Às vezes, uma piada é tão ruim que acaba provocando o riso. Nós rimos de sua desgraça. E a piada fica ali, limítrofe, em sua vitória inglória, ou gloriosa derrota. Ela atingiu seu objetivo, o faz-me-rir, por ser tão infeliz. Se é boa, ou se é ruim, já não faz tanta diferença. É as duas coisas e nenhuma das duas ao mesmo tempo.

Imagem do quadrinho 'Watchmen', de Alan Moore - Divulgação

Dentre tantas piadas boas e ruins no mundo, existe uma única piada que me faz chorar. Por que a levo tão a sério? É uma piada. É uma piada? É inútil conter essa breve narrativa em classificações de gênero. Se é comédia ou drama, já não faz tanta diferença. É as duas coisas e nenhuma das duas ao mesmo tempo.

Para que as leitoras tirem suas próprias conclusões, compartilho o trecho ao qual me refiro, extraído da história em quadrinhos "Watchmen", de Alan Moore, que circula livre e impunemente pela grande rede mundial de computadores, arrancando lágrimas da colunista que vos escreve.

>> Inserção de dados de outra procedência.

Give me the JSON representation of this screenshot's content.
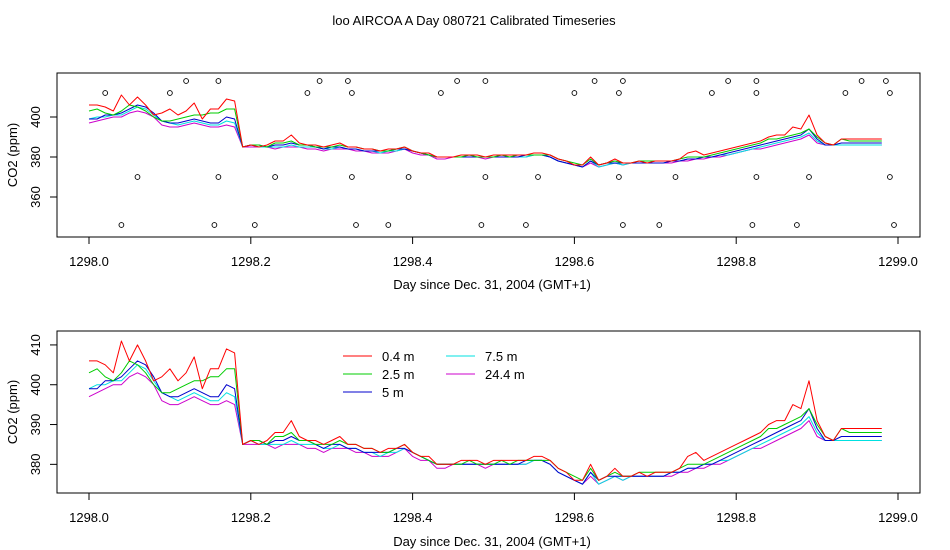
{
  "figure": {
    "title": "loo AIRCOA A  Day 080721  Calibrated Timeseries"
  },
  "chart_data": [
    {
      "type": "line",
      "ylabel": "CO2 (ppm)",
      "xlabel": "Day since Dec. 31, 2004 (GMT+1)",
      "xlim": [
        1298.0,
        1299.0
      ],
      "ylim": [
        340,
        422
      ],
      "xticks": [
        1298.0,
        1298.2,
        1298.4,
        1298.6,
        1298.8,
        1299.0
      ],
      "xtick_labels": [
        "1298.0",
        "1298.2",
        "1298.4",
        "1298.6",
        "1298.8",
        "1299.0"
      ],
      "yticks": [
        360,
        380,
        400
      ],
      "ytick_labels": [
        "360",
        "380",
        "400"
      ],
      "colors": [
        "#ff0000",
        "#00cc00",
        "#0000cc",
        "#00e0e0",
        "#cc00cc"
      ],
      "x": [
        1298.0,
        1298.01,
        1298.02,
        1298.03,
        1298.04,
        1298.05,
        1298.06,
        1298.07,
        1298.08,
        1298.09,
        1298.1,
        1298.11,
        1298.12,
        1298.13,
        1298.14,
        1298.15,
        1298.16,
        1298.17,
        1298.18,
        1298.19,
        1298.2,
        1298.21,
        1298.22,
        1298.23,
        1298.24,
        1298.25,
        1298.26,
        1298.27,
        1298.28,
        1298.29,
        1298.3,
        1298.31,
        1298.32,
        1298.33,
        1298.34,
        1298.35,
        1298.36,
        1298.37,
        1298.38,
        1298.39,
        1298.4,
        1298.41,
        1298.42,
        1298.43,
        1298.44,
        1298.45,
        1298.46,
        1298.47,
        1298.48,
        1298.49,
        1298.5,
        1298.51,
        1298.52,
        1298.53,
        1298.54,
        1298.55,
        1298.56,
        1298.57,
        1298.58,
        1298.59,
        1298.6,
        1298.61,
        1298.62,
        1298.63,
        1298.64,
        1298.65,
        1298.66,
        1298.67,
        1298.68,
        1298.69,
        1298.7,
        1298.71,
        1298.72,
        1298.73,
        1298.74,
        1298.75,
        1298.76,
        1298.77,
        1298.78,
        1298.79,
        1298.8,
        1298.81,
        1298.82,
        1298.83,
        1298.84,
        1298.85,
        1298.86,
        1298.87,
        1298.88,
        1298.89,
        1298.9,
        1298.91,
        1298.92,
        1298.93,
        1298.94,
        1298.95,
        1298.96,
        1298.97,
        1298.98
      ],
      "series": [
        {
          "values": [
            406,
            406,
            405,
            403,
            411,
            406,
            410,
            406,
            401,
            402,
            404,
            401,
            403,
            407,
            399,
            404,
            404,
            409,
            408,
            385,
            386,
            385,
            386,
            388,
            388,
            391,
            387,
            386,
            386,
            385,
            386,
            387,
            385,
            385,
            384,
            384,
            383,
            384,
            384,
            385,
            383,
            382,
            382,
            380,
            380,
            380,
            381,
            381,
            381,
            380,
            381,
            381,
            381,
            381,
            381,
            382,
            382,
            381,
            379,
            378,
            376,
            376,
            380,
            376,
            377,
            379,
            377,
            377,
            378,
            377,
            378,
            378,
            378,
            379,
            382,
            383,
            381,
            382,
            383,
            384,
            385,
            386,
            387,
            388,
            390,
            391,
            391,
            395,
            394,
            401,
            391,
            387,
            386,
            389,
            389,
            389,
            389,
            389,
            389
          ]
        },
        {
          "values": [
            403,
            404,
            402,
            401,
            403,
            406,
            405,
            403,
            400,
            398,
            398,
            399,
            400,
            401,
            401,
            402,
            402,
            404,
            404,
            385,
            386,
            386,
            385,
            387,
            387,
            388,
            386,
            386,
            385,
            385,
            385,
            386,
            385,
            385,
            384,
            384,
            383,
            383,
            384,
            385,
            383,
            382,
            381,
            380,
            380,
            380,
            380,
            381,
            380,
            380,
            380,
            381,
            380,
            381,
            381,
            381,
            381,
            381,
            379,
            378,
            377,
            376,
            379,
            376,
            377,
            378,
            377,
            377,
            378,
            378,
            378,
            378,
            378,
            379,
            380,
            380,
            380,
            381,
            382,
            383,
            384,
            385,
            386,
            387,
            389,
            389,
            390,
            391,
            392,
            394,
            390,
            387,
            386,
            389,
            388,
            388,
            388,
            388,
            388
          ]
        },
        {
          "values": [
            399,
            399,
            401,
            401,
            402,
            404,
            406,
            405,
            402,
            398,
            397,
            397,
            398,
            399,
            398,
            397,
            397,
            400,
            399,
            385,
            386,
            386,
            385,
            386,
            386,
            387,
            386,
            386,
            385,
            384,
            385,
            385,
            384,
            384,
            383,
            383,
            383,
            383,
            384,
            384,
            383,
            382,
            381,
            380,
            380,
            380,
            380,
            380,
            380,
            380,
            380,
            380,
            380,
            380,
            381,
            381,
            381,
            380,
            378,
            377,
            376,
            375,
            378,
            376,
            377,
            377,
            377,
            377,
            377,
            377,
            377,
            377,
            378,
            378,
            379,
            379,
            380,
            380,
            381,
            382,
            383,
            384,
            385,
            386,
            387,
            388,
            389,
            390,
            391,
            394,
            389,
            386,
            386,
            387,
            387,
            387,
            387,
            387,
            387
          ]
        },
        {
          "values": [
            399,
            400,
            400,
            401,
            401,
            403,
            405,
            404,
            401,
            398,
            397,
            396,
            397,
            398,
            397,
            396,
            396,
            398,
            397,
            385,
            386,
            385,
            385,
            385,
            385,
            386,
            385,
            385,
            385,
            384,
            384,
            385,
            384,
            384,
            383,
            383,
            382,
            383,
            383,
            384,
            383,
            382,
            381,
            380,
            380,
            380,
            380,
            380,
            380,
            380,
            380,
            380,
            380,
            380,
            380,
            381,
            381,
            380,
            378,
            377,
            376,
            375,
            378,
            375,
            376,
            377,
            376,
            377,
            377,
            377,
            377,
            377,
            378,
            378,
            379,
            379,
            380,
            380,
            381,
            381,
            382,
            383,
            384,
            385,
            386,
            387,
            388,
            389,
            390,
            392,
            388,
            386,
            386,
            386,
            386,
            386,
            386,
            386,
            386
          ]
        },
        {
          "values": [
            397,
            398,
            399,
            400,
            400,
            402,
            403,
            402,
            400,
            396,
            395,
            395,
            396,
            397,
            396,
            395,
            395,
            396,
            395,
            385,
            385,
            385,
            385,
            384,
            385,
            385,
            385,
            384,
            384,
            383,
            384,
            384,
            384,
            383,
            383,
            382,
            382,
            382,
            383,
            384,
            382,
            381,
            381,
            379,
            379,
            380,
            380,
            380,
            380,
            379,
            380,
            380,
            380,
            380,
            380,
            381,
            381,
            380,
            378,
            377,
            376,
            375,
            377,
            375,
            376,
            377,
            376,
            377,
            377,
            377,
            377,
            377,
            377,
            378,
            378,
            379,
            379,
            380,
            380,
            381,
            382,
            383,
            384,
            384,
            385,
            386,
            387,
            388,
            389,
            391,
            387,
            386,
            386,
            386,
            386,
            386,
            386,
            386,
            386
          ]
        }
      ],
      "scatter_x": [
        1298.02,
        1298.04,
        1298.06,
        1298.1,
        1298.12,
        1298.155,
        1298.16,
        1298.16,
        1298.205,
        1298.23,
        1298.27,
        1298.285,
        1298.32,
        1298.325,
        1298.325,
        1298.33,
        1298.37,
        1298.395,
        1298.435,
        1298.455,
        1298.485,
        1298.49,
        1298.49,
        1298.54,
        1298.555,
        1298.6,
        1298.625,
        1298.655,
        1298.655,
        1298.66,
        1298.66,
        1298.705,
        1298.725,
        1298.77,
        1298.79,
        1298.82,
        1298.825,
        1298.825,
        1298.825,
        1298.875,
        1298.89,
        1298.935,
        1298.955,
        1298.985,
        1298.99,
        1298.99,
        1298.995
      ],
      "scatter_y": [
        412,
        346,
        370,
        412,
        418,
        346,
        370,
        418,
        346,
        370,
        412,
        418,
        418,
        412,
        370,
        346,
        346,
        370,
        412,
        418,
        346,
        370,
        418,
        346,
        370,
        412,
        418,
        412,
        370,
        418,
        346,
        346,
        370,
        412,
        418,
        346,
        412,
        370,
        418,
        346,
        370,
        412,
        418,
        418,
        412,
        370,
        346
      ]
    },
    {
      "type": "line",
      "ylabel": "CO2 (ppm)",
      "xlabel": "Day since Dec. 31, 2004 (GMT+1)",
      "xlim": [
        1298.0,
        1299.0
      ],
      "ylim": [
        372.8,
        413.5
      ],
      "xticks": [
        1298.0,
        1298.2,
        1298.4,
        1298.6,
        1298.8,
        1299.0
      ],
      "xtick_labels": [
        "1298.0",
        "1298.2",
        "1298.4",
        "1298.6",
        "1298.8",
        "1299.0"
      ],
      "yticks": [
        380,
        390,
        400,
        410
      ],
      "ytick_labels": [
        "380",
        "390",
        "400",
        "410"
      ],
      "legend": [
        "0.4 m",
        "2.5 m",
        "5 m",
        "7.5 m",
        "24.4 m"
      ],
      "colors": [
        "#ff0000",
        "#00cc00",
        "#0000cc",
        "#00e0e0",
        "#cc00cc"
      ]
    }
  ]
}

"Ouvi uma piada uma vez. Um homem vai ao médico, diz que está deprimido, que a vida parece dura e cruel. Conta que se sente só num mundo ameaçador onde o que se anuncia é vago e incerto. O médico responde que o tratamento é simples: o grande palhaço Pagliacci está na cidade. Recomenda ao paciente que assista ao espetáculo. Isso deve animá-lo. O homem se desfaz em lágrimas e diz: ‘Mas, doutor, eu sou o palhaço Pagliacci’."

A punchline "mas, doutor, eu sou o palhaço Pagliacci" esbandalha meu coração como um punhal em chamas. Bombas explodem, calotas polares derretem, e eu faço piadas para suportar o insuportável.

Não consigo rir da desgraça de Pagliacci, que sapateia à beira do abismo, diante de um público ávido por seus tropeços. Porque eu sou o Pagliacci.

Mas e se eu fosse o médico dessa história? O que diria a meu paciente, sabendo que se trata de um palhaço triste? Como seria o epílogo dessa piada, depois que desce o pano e rufam os tambores?

Ilustração de Silvis para coluna de Manuela Cantuária de 10 de outubro de 2023 - Folhapress

Penso nos tantos amigos comediantes que este doce-amargo ofício me trouxe ao longo da carreira ao longo da carreira. Morro de rir quando as pessoas dizem que a gente deve se divertir o tempo todo.

Entre as muitas crises, tombos, dramas e mergulhos no abismo, minha trupe me oferece a resposta que eu daria ao palhaço Pagliacci na história: você não está sozinho.